There's a section on page 63 which helps clarify that:

    Defendants materially contributed to and directly assisted
    with the direct infringement perpetrated by end-users of the
    GPT-based products by way of: (i) jointly-developing LLM
    models capable of distributing unlicensed copies of Times
    Works to end-users; (ii) building and training the GPT LLMs
    using Times Works; and (iii) deciding what content is
    actually outputted by the GenAI products, such as grounding
    output in Times Works through retrieval augmented generation,
    fine-tuning the models for desired outcomes, and/or
    selecting and weighting the parameters of the GPT LLMs.

So they are complaining about models that are capable of distributing unlicensed copies (the regurgitated training data issue), the fact that the models were trained on NYT work at all, and the fact that the RAG implementation in Bing and ChatGPT Browse further creates "natural-language substitutes that serve the same informative purpose as the original".

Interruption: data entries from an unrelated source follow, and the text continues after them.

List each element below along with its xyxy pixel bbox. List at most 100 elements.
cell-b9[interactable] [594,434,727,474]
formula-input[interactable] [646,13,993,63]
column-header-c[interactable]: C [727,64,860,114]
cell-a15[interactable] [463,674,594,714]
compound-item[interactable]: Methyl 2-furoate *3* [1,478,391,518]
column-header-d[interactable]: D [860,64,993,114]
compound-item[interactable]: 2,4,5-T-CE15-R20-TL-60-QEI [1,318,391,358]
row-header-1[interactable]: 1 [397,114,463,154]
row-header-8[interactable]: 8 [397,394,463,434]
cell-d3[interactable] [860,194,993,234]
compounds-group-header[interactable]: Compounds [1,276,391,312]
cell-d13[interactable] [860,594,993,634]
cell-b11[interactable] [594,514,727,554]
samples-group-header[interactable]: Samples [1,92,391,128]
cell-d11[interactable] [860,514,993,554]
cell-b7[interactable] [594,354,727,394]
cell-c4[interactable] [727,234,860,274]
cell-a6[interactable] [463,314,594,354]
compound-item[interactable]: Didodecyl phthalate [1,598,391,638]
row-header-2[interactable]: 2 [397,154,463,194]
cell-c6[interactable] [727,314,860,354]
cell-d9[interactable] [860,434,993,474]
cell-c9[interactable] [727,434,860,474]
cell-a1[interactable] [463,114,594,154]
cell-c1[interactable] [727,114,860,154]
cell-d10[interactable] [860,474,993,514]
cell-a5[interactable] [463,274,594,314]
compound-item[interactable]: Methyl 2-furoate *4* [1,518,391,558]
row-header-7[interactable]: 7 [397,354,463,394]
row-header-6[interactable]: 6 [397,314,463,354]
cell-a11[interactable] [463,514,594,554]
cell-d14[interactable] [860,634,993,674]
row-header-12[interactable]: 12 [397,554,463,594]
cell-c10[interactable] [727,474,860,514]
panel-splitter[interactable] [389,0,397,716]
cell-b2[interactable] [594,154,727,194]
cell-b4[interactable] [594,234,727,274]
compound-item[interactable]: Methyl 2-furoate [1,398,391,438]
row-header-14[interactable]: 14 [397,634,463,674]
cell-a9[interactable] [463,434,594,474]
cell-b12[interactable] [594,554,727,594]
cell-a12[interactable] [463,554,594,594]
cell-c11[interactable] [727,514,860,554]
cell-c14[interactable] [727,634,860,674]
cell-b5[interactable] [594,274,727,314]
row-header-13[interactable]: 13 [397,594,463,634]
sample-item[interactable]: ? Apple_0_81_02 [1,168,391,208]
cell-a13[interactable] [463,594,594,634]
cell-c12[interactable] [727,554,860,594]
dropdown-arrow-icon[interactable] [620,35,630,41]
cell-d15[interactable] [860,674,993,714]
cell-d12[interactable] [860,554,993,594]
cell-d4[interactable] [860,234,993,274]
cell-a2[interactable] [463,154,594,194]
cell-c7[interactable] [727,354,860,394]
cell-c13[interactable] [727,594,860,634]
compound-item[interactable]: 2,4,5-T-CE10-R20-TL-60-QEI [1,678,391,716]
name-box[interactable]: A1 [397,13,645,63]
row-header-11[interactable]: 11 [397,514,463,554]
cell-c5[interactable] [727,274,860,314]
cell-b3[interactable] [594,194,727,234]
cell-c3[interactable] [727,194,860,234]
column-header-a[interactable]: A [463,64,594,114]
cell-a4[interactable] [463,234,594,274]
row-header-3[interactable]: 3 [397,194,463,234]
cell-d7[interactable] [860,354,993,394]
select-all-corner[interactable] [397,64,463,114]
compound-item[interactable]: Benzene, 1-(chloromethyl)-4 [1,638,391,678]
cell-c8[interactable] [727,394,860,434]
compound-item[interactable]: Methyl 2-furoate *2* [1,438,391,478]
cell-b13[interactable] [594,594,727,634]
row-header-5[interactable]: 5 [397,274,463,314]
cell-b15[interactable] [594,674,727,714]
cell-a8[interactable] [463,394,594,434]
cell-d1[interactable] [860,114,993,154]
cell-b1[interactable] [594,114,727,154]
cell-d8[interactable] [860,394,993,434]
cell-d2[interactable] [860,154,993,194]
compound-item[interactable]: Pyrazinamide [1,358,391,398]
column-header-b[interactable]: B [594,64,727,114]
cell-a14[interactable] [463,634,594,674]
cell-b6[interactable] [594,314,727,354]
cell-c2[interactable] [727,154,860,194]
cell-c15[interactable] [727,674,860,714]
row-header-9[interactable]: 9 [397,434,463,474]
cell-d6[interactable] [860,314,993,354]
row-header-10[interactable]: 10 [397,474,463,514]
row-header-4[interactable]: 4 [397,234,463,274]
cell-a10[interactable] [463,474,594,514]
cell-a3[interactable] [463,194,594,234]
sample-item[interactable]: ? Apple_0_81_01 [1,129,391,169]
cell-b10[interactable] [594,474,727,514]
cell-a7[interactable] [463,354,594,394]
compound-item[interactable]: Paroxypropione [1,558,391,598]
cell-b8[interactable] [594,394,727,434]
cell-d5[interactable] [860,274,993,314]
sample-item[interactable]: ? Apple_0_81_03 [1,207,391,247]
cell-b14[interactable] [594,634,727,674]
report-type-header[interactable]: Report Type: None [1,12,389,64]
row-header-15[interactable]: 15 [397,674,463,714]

solomatov · on Jan 7, 2024

Yep, you seem to be right. Google stores the quotes from pages, and it's fair use. Again, I am not a lawyer, and didn't think about this.

simonw · on Jan 7, 2024

This is argued extensively in the lawsuit document.

A key argument the NYT is making is that part of the definition of fair use is not producing a product that competes with the original.

They argue that ChatGPT et al DO compete with the original, in a way that harms the NYT business model.

One example they give: ChatGPT can reproduce recommendations made by the Wirecutter, without including the affiliate links that form the Wirecutter's main source of revenue - page 48 of https://nytco-assets.nytimes.com/2023/12/NYT_Complaint_Dec20...

shkkmo · on Jan 7, 2024

There are plenty of other services that strip affiliate links from content for users, such as ad blockers.

Notably, in both those cases, the user is specifically asking for what wirecutter thinks.

To me, that makes the infringing behavior clearly the fault of the user of the tool, not the tool itself.

When I saw this lawsuit announced, I assumed that large portions content were being reproduced in response to generic queries. That isn't the case, every example I've seen from this lawsuit has prompts where the user specifically asks for the content. To me, any fault and liability rests on the user here.